Mystiques de l’Angleterre médiévale : Anthologie PDF

Cloche de l’église de Saleby, Västergötland, Suède, contenant des inscriptions en futhark datant de 1228. L’étymologie exacte du mot rune est obscure. Il n’existe apparemment aucune racine en langue indo-européenne pour ce terme. Il en a mystiques de l’Angleterre médiévale : Anthologie PDF plusieurs types qui ont évolué en fonction du temps, mais aussi du peuple qui les employait.


De nos jours, la mystique rhénane retient l’attention des chercheurs, avec raison ! Mais il faut rappeler qu’à même époque, en Angleterre, du 13e au 15e siècle, a fleuri une école originale qui a donné naissance à des œuvres rédigées, en anglais ou en latin, empreintes d’une note affective qui donne souvent à ces écrits un charme prenant. Les principaux de ces mystiques sont Walter Milton, Richard Rolle, Julienne de Norwich, dont le rôle dans l’histoire de la spiritualité fut très important, et l’auteur anonyme du  » Nuage de l’inconnaissance « , dont le titre même évoque une prestigieuse tradition. On trouvera ici une anthologie de ces écrits choisis pour répondre à la question fondamentale : quelle originalité a la mystique chrétienne par rapport à d’autres formes de mystique ? Cette anthologie est aussi comme un hommage aux moines de Walter Hilton Solesmes exilés en Angleterre pendant plus de vingt ans – Dom Noetinger notamment, qui publia la première traduction française du  » Nuage de l’inconnaissance  » – qui se penchèrent, souvent avec une grande largeur de vue, sur le phénomène  » mystique « .

Peut-être en existait-il de plus anciennes, mais elles n’ont pas survécu car elles avaient dû être gravées dans le bois, comme en attestent de nombreuses sagas. Il s’agit surtout d’inscriptions funéraires, notamment abondantes en Suède. En revanche l’Islande pourtant colonisée par les Vikings n’a pas connu l’expansion de l’écriture runique à laquelle on a assisté sur le continent : on y trouve une cinquantaine d’inscriptions tout au plus, et elles sont tardives. Le fuþark fut créé par les locuteurs d’un dialecte germanique afin de transcrire leur langue.
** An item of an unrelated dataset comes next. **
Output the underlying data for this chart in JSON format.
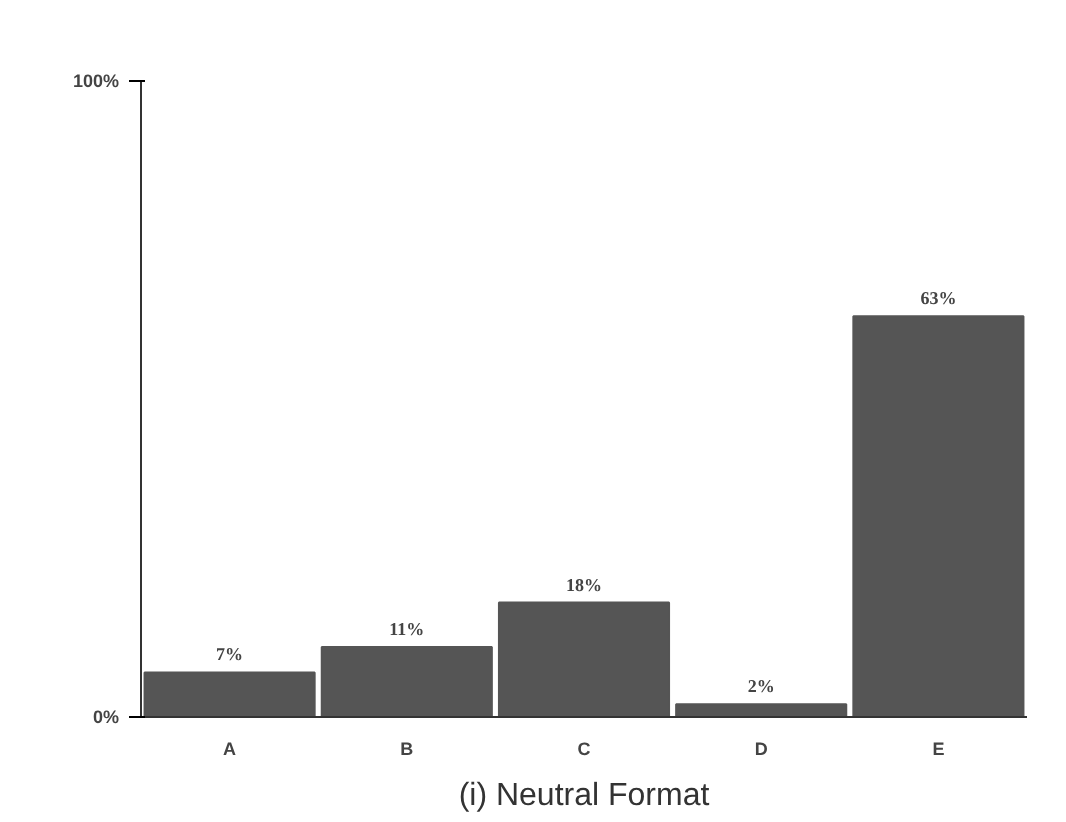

Les alphabets alpins auraient alors été complétés par des lettres latines. Plusieurs scénarios runiques différents furent développés au cours du temps. La difficulté soulevée par toutes ces hypothèses, aussi sérieuses soient-elles, est qu’aucune n’est capable de fournir une explication complète sur l’origine des fuþark, en raison d’un problème soit de datation, soit de contact entre les Germains et les systèmes d’écriture de leurs  voisins . Meldorf, qui peut être lue soit comme en écriture latine nidi, soit en latin et runique irih, hiri, ou finalement en runique iwih, iþih ou hiþi.